Besides, she was actually curious. Art had long been a love of hers, ever since she was a kid and Deena had enrolled her in summer classes at the Glassell School, part of Houston’s Museum of Fine Art. Though Ginger had redirected her passion toward the environment last year, she figured the beauty of the earth and the beauty of true art went hand in hand, like the Ansel Adams photographs she had hanging in her bedroom. Sometimes she wondered if artistic talent wasn’t a big part of what had attracted her to her last ill-fated crush, Javier Garcia—besides how good-looking he
was and his activism, of course—and she had to admit that it was. There was something sexy about the smell of oils and the way Javier always seemed to have a smear of paint in his hair ….

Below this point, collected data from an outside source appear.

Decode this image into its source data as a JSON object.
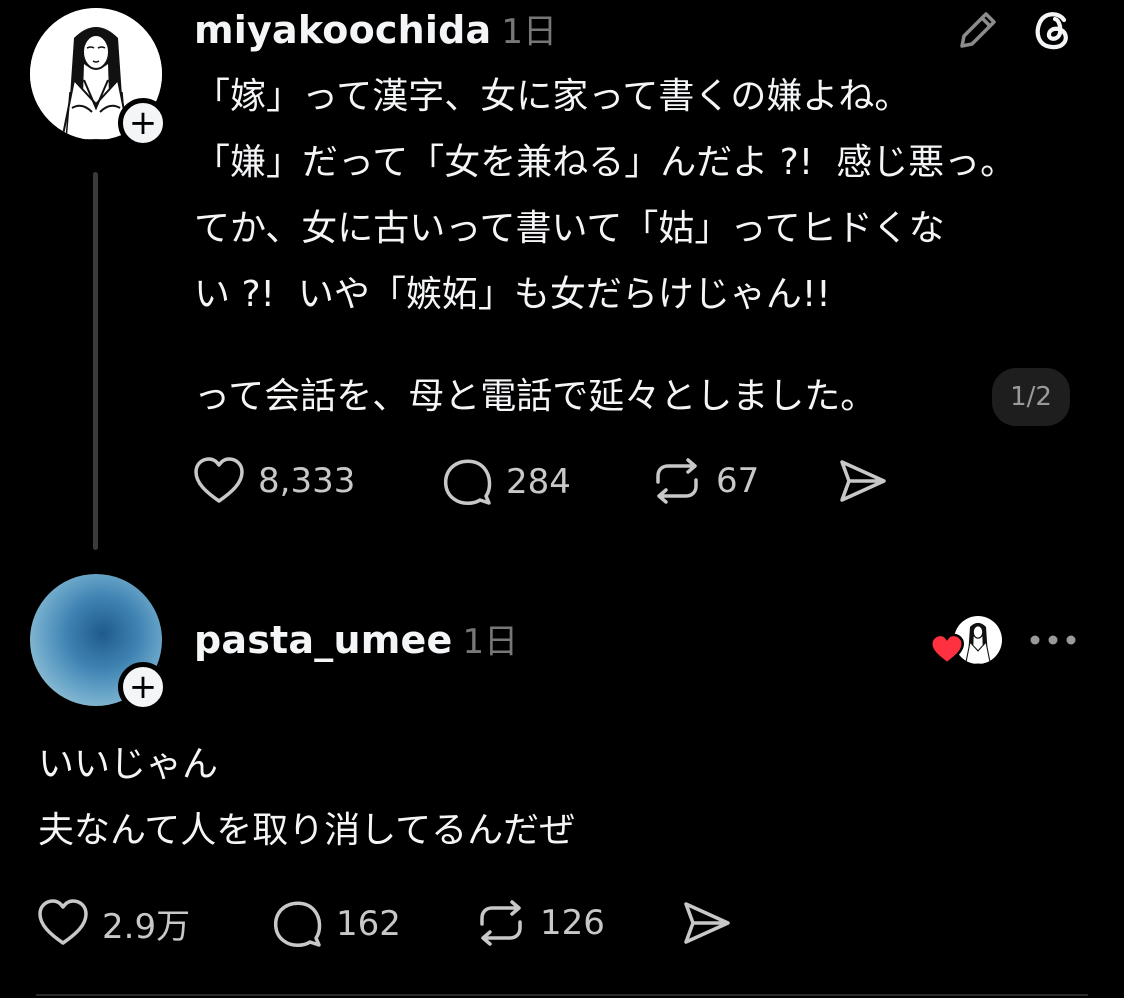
{
  "post1": {
    "username": "miyakoochida",
    "time": "1日",
    "lines": [
      "「嫁」って漢字、女に家って書くの嫌よね。",
      "「嫌」だって「女を兼ねる」んだよ ?!  感じ悪っ。",
      "てか、女に古いって書いて「姑」ってヒドくな",
      "い ?!  いや「嫉妬」も女だらけじゃん!!"
    ],
    "last_line": "って会話を、母と電話で延々としました。",
    "pager": "1/2",
    "likes": "8,333",
    "replies": "284",
    "reposts": "67"
  },
  "post2": {
    "username": "pasta_umee",
    "time": "1日",
    "lines": [
      "いいじゃん",
      "夫なんて人を取り消してるんだぜ"
    ],
    "likes": "2.9万",
    "replies": "162",
    "reposts": "126"
  },
  "icons": {
    "edit": "pencil-icon",
    "threads": "threads-logo-icon",
    "like": "heart-icon",
    "reply": "comment-icon",
    "repost": "repost-icon",
    "share": "send-icon",
    "more": "more-icon",
    "liked_by_author": "heart-red-icon"
  },
  "colors": {
    "background": "#000000",
    "text": "#f3f5f7",
    "muted": "#777777",
    "heart_red": "#ff3040"
  }
}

She cleared her throat, pushing
that
thought away, asking her grandmother, “What was it like posing for a true artist? Did you have to stand there for hours, holding the back of a chair and looking over your shoulder like
this?”
She tipped her head coyly and discreetly arched her back, mimicking Rose’s stance in the portrait, and her grandma chuckled.

“It wasn’t easy, let me tell you, but it was well worth it.” Rose stared up at the mammoth painting and sighed. “That was certainly a time in my life I’d never want to forget. You’ll see what I mean, Ginger, very soon. Becoming a Rosebud is an incredible privilege, and I’m so proud you’ll be following in my footsteps.”

A quiver of excitement traveled up Ginger’s spine at her grandmother’s words, and she flashed on the sight of the messenger in top hat and gloves who’d delivered her formal Rosebud invitation. What a relief that had been! Especially when her bad judgment in boys had nearly derailed her.

“She’ll be following in my footsteps too, don’t forget,” Deena said, sounding miffed, as if she felt forgotten in the conversation between grandmother and granddaughter.

“Although you weren’t exactly the model deb, were you, Dee?” Rose cocked her head, tapping a finger to her chin. “I so vividly recall your refusal to wear my gown or anything else that had belonged to me. Isn’t that right, darlin’? And you wouldn’t let me have your portrait done either, would you?”